There are two main types of sleep apnea. The rarer of the two is central sleep apnea (CSA) which stops breathing at night due to a default of the brain to send the proper signals to the lungs to breath. Tracheostomy is not used for this form because the problem is not physiological. Obstructive sleep apnea is the more common form. It happens when soft tissues at the back of the throat block the airway and stop airflow to the lungs. There are several treatment options for this, most of which will be offered by a competent dentist, orthodontist or oral surgeon. Finding an oral health physician is important for the prompt treatment of obstructive sleep apnea, especially since treatment might require serious surgical procedures such as tracheostomy. An orthodontist, dentist or oral surgeon must be consulted first to try other remedies. A milder for of surgery might be all that is needed to correct obstructive sleep apnea, making tracheostomy unnecessary.
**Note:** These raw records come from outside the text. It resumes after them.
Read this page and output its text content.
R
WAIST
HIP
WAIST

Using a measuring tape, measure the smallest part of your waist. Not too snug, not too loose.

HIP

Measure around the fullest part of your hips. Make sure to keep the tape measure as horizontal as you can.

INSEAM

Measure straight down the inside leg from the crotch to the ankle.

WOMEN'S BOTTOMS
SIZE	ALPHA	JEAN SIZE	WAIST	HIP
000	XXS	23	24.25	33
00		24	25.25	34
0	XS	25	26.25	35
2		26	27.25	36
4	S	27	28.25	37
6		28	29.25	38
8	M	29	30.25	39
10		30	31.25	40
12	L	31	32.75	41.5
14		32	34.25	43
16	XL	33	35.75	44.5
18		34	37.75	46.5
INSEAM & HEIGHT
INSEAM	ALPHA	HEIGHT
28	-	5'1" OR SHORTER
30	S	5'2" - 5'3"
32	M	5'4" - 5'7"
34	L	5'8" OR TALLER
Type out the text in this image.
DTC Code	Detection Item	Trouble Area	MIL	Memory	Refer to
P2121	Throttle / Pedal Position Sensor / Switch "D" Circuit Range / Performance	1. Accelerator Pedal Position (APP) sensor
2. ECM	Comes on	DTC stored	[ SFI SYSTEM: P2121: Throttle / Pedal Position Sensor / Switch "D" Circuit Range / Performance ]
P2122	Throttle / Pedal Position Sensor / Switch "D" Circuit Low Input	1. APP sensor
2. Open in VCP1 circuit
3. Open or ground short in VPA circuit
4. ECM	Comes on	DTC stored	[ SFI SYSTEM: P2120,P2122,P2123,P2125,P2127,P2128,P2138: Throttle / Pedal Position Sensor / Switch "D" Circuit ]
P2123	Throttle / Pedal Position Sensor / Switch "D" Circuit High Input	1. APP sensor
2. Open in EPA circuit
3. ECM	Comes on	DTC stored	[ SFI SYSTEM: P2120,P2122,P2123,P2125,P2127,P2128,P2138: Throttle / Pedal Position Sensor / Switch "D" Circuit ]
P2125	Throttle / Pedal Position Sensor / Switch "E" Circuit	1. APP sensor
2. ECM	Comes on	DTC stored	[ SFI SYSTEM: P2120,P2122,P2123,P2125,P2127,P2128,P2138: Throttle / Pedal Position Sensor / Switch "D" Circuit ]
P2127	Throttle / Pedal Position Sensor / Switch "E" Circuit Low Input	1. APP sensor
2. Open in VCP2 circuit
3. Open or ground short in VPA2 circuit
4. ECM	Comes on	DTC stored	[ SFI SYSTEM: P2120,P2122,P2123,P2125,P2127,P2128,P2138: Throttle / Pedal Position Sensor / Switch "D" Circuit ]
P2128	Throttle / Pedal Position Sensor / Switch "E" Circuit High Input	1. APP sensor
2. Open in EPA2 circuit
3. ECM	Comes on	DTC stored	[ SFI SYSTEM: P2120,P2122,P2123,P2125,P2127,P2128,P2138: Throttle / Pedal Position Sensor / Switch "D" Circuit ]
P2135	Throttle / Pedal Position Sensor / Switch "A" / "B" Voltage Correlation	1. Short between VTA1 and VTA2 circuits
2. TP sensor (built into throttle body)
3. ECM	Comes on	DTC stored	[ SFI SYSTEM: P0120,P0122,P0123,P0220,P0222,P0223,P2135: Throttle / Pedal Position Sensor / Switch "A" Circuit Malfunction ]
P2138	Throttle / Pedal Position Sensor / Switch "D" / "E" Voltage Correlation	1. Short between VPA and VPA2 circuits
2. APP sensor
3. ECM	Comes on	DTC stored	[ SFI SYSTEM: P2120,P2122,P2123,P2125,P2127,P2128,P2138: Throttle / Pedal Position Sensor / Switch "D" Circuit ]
Mild to moderate sleep apnea is usually corrected through the fitting of a sleep apnea oral appliance by a dentist or through a mild surgery such as somnoplasty which removed the blocking soft tissues with a laser. A patient who is diagnosed with severe, life-threatening obstructive sleep apnea or does not respond to other forms of treatment is a candidate for tracheostomy. This surgery requires making an incision in the neck and inserting a tube that is kept closed during the day and opened at night to get air down into the lungs, past any obstruction in the mouth or throat. Tracheostomy is done in order to save the patient's life due to the severity of obstructive sleep apnea. As it saves a life, it will also change the patient's life, since he will have to care for and clean the tube daily to prevent infection. This is the most successful treatment for severe sleep apnea, especially if done by an experienced surgeon, and it will likely save the life of the patient.